指先が赤くなるほどの冷気。外からロビーに入った瞬間、肺の奥まで冷えた空気が入り込んで、一瞬だけ呼吸が止まる。それが、京都に到着した合図だった。京都センチュリーホテルに足を踏み入れると、外の鋭い寒さが嘘のように、柔らかい静寂が肌を包む。家族と一緒に旅をするということは、常に誰かのペースに合わせ、誰かの不機嫌を調整し、想定外の出来事に付き合うということだ。それはまるで、激しいアタック音の後に続く長いリバーブのようなもの。賑やかな騒ぎが、時間とともにゆっくりと、心地よい余韻に変わっていく。

駅からの道のりはほんの数分。けれど、その短い距離で子供たちはすでに「お腹が空いた」と「足が疲れた」を同時に主張し始める。大人はそれを聞き流しながら、重いスーツケースを引く。でも、チェックインを済ませて部屋に入った瞬間、その騒々しさが不思議と「安心感」に塗り替えられた気がする。完璧なスケジュールなんて、最初から幻想だったのかもしれない。

家族の記憶に触れた5つの断片

mizutoriの木製スリッパ:滑らかな木の質感。床を叩く「カツ、カツ」という乾いた音。次男が自分の足より少し大きいそれを履いて、バランスを崩しながら廊下を歩いていた。その不器用な足音が、静かな空間に心地よく響いていた。

シアタービュッフェのデザートプレート:色とりどりのケーキと、ライブキッチンから漂う甘い香り。長女が「全部食べたい」とプレートに山盛りにしたお菓子の塔。口の周りにクリームをつけたまま、誇らしげに笑う彼女の瞳に、料理の鮮やかな色が反射していた。

KALDEWEIのホーロー浴槽:立ち上がる白い湯気。お湯に浸かった瞬間、強張っていた肩の力がふっと抜ける感覚。子供たちが泡を立てて大はしゃぎし、水しぶきがタイルの床に散らばる。その混沌とした時間が、不思議と贅沢に感じられた。

SIMMONSのピロートップマットレス:体を深く受け止める、沈み込むような感覚。子供たちが布団に潜り込み、やがて規則正しい寝息だけが部屋に満ちる。その静寂の重みが、心地よくて、私もいつの間にか意識を失っていた。
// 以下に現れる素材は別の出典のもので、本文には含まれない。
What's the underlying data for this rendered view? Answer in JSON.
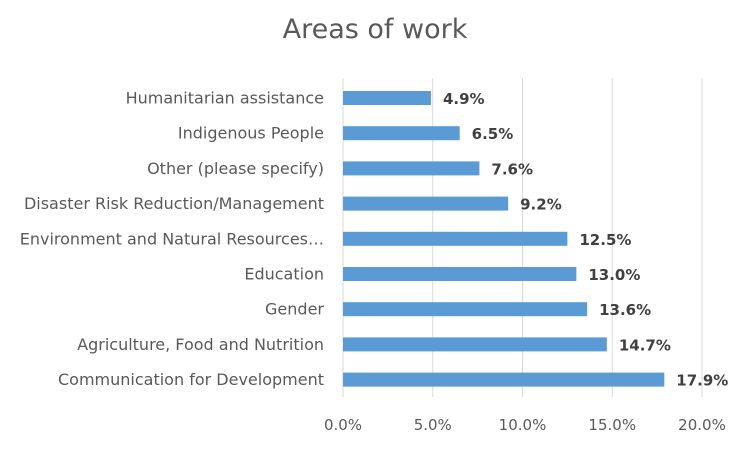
{
  "chart_data": {
    "type": "bar",
    "orientation": "horizontal",
    "title": "Areas of work",
    "categories": [
      "Humanitarian assistance",
      "Indigenous People",
      "Other (please specify)",
      "Disaster Risk Reduction/Management",
      "Environment and Natural Resources…",
      "Education",
      "Gender",
      "Agriculture, Food and Nutrition",
      "Communication for Development"
    ],
    "values": [
      4.9,
      6.5,
      7.6,
      9.2,
      12.5,
      13.0,
      13.6,
      14.7,
      17.9
    ],
    "data_labels": [
      "4.9%",
      "6.5%",
      "7.6%",
      "9.2%",
      "12.5%",
      "13.0%",
      "13.6%",
      "14.7%",
      "17.9%"
    ],
    "x_ticks": [
      "0.0%",
      "5.0%",
      "10.0%",
      "15.0%",
      "20.0%"
    ],
    "xlim": [
      0,
      20
    ],
    "grid": true,
    "legend": "none",
    "bar_color": "#5b9bd5"
  }
}
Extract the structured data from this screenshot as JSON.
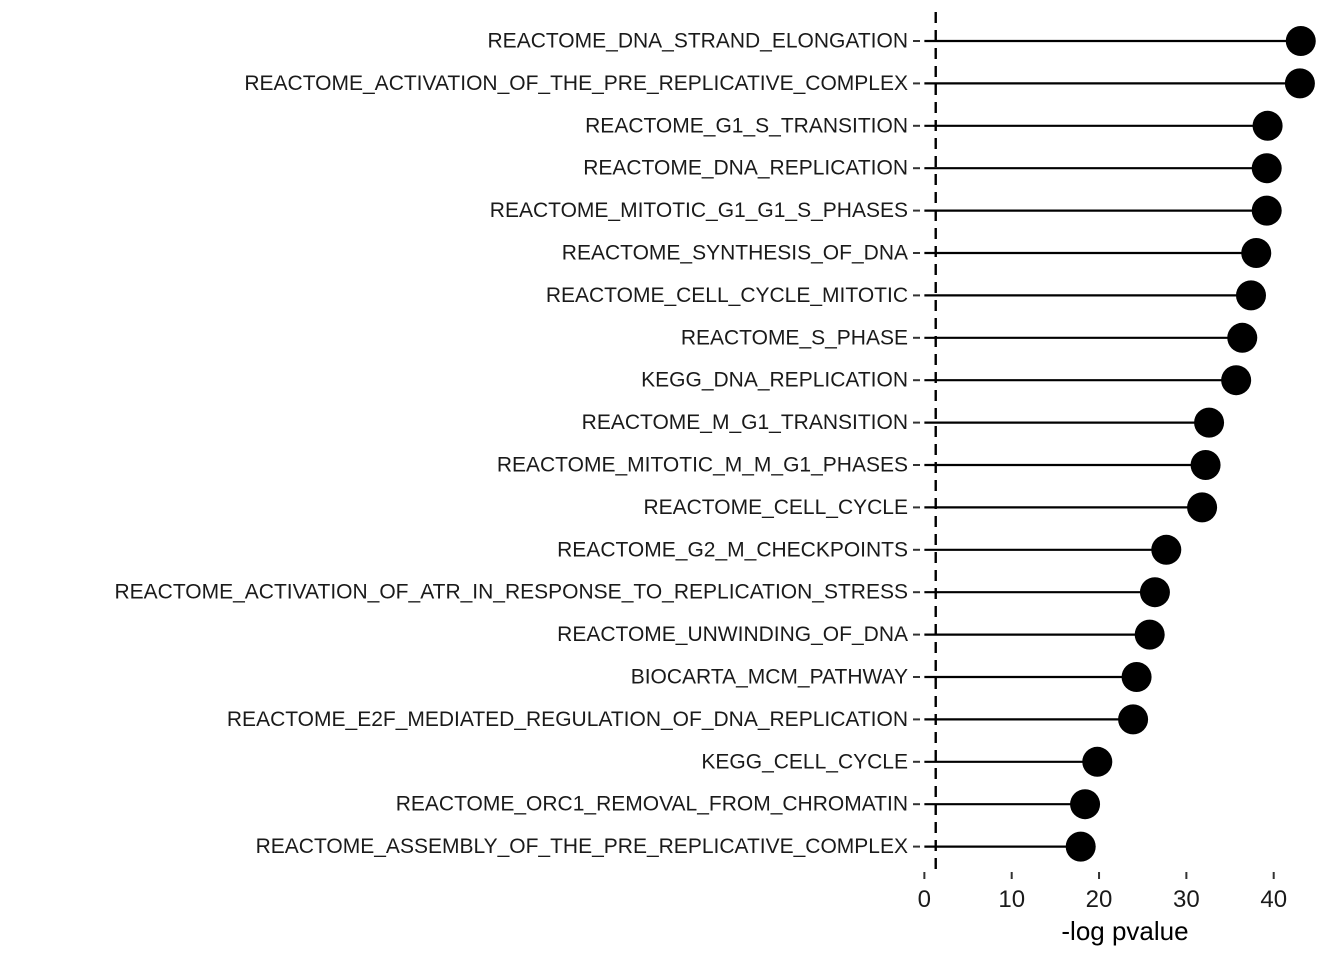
{
  "chart_data": {
    "type": "lollipop",
    "xlabel": "-log pvalue",
    "ylabel": "",
    "xlim": [
      -0.5,
      44.5
    ],
    "x_ticks": [
      0,
      10,
      20,
      30,
      40
    ],
    "x_tick_labels": [
      "0",
      "10",
      "20",
      "30",
      "40"
    ],
    "reference_line": {
      "x": 1.3,
      "style": "dashed"
    },
    "grid": false,
    "legend": "none",
    "colors": {
      "point": "#000000",
      "stem": "#000000",
      "text": "#1a1a1a"
    },
    "categories": [
      "REACTOME_DNA_STRAND_ELONGATION",
      "REACTOME_ACTIVATION_OF_THE_PRE_REPLICATIVE_COMPLEX",
      "REACTOME_G1_S_TRANSITION",
      "REACTOME_DNA_REPLICATION",
      "REACTOME_MITOTIC_G1_G1_S_PHASES",
      "REACTOME_SYNTHESIS_OF_DNA",
      "REACTOME_CELL_CYCLE_MITOTIC",
      "REACTOME_S_PHASE",
      "KEGG_DNA_REPLICATION",
      "REACTOME_M_G1_TRANSITION",
      "REACTOME_MITOTIC_M_M_G1_PHASES",
      "REACTOME_CELL_CYCLE",
      "REACTOME_G2_M_CHECKPOINTS",
      "REACTOME_ACTIVATION_OF_ATR_IN_RESPONSE_TO_REPLICATION_STRESS",
      "REACTOME_UNWINDING_OF_DNA",
      "BIOCARTA_MCM_PATHWAY",
      "REACTOME_E2F_MEDIATED_REGULATION_OF_DNA_REPLICATION",
      "KEGG_CELL_CYCLE",
      "REACTOME_ORC1_REMOVAL_FROM_CHROMATIN",
      "REACTOME_ASSEMBLY_OF_THE_PRE_REPLICATIVE_COMPLEX"
    ],
    "values": [
      43.1,
      43.0,
      39.3,
      39.2,
      39.2,
      38.0,
      37.4,
      36.4,
      35.7,
      32.6,
      32.2,
      31.8,
      27.7,
      26.4,
      25.8,
      24.3,
      23.9,
      19.8,
      18.4,
      17.9
    ]
  }
}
小川珈琲のオーガニックコーヒー:早朝6時の、まだ誰も起きていない時間。カップから昇る白い湯気と、深く香ばしい香り。手のひらに伝わる温もりに集中していると、ふと「いま、ここにいていいんだ」という感覚が静かに降りてきた。

途中で次男が、ホテルのふかふかのタオルをマントのように肩にかけ、「僕は京都の王様だ」と宣言して廊下を行進し始めた。私はそれを止める代わりに、なんとなく王様の道を開けてあげることにした。そんなどうでもいい時間が、後から振り返ると一番大切だったりする。


窓の外、冬の京都の街に灯りがともる頃、私たちはただ一緒に、同じ温度の空気を吸っていた。
  • 1月の京都は想像以上に冷えるので、子供には着脱しやすい厚手の羽織ものを。駅近なので、迷わずホテルへ直行して体を温めるのが正解。
  • ビュッフェでの食事は、あえて時間をずらしてゆっくりと。ライブキッチンの音と香りを楽しみながら、家族の会話を待つ時間が贅沢。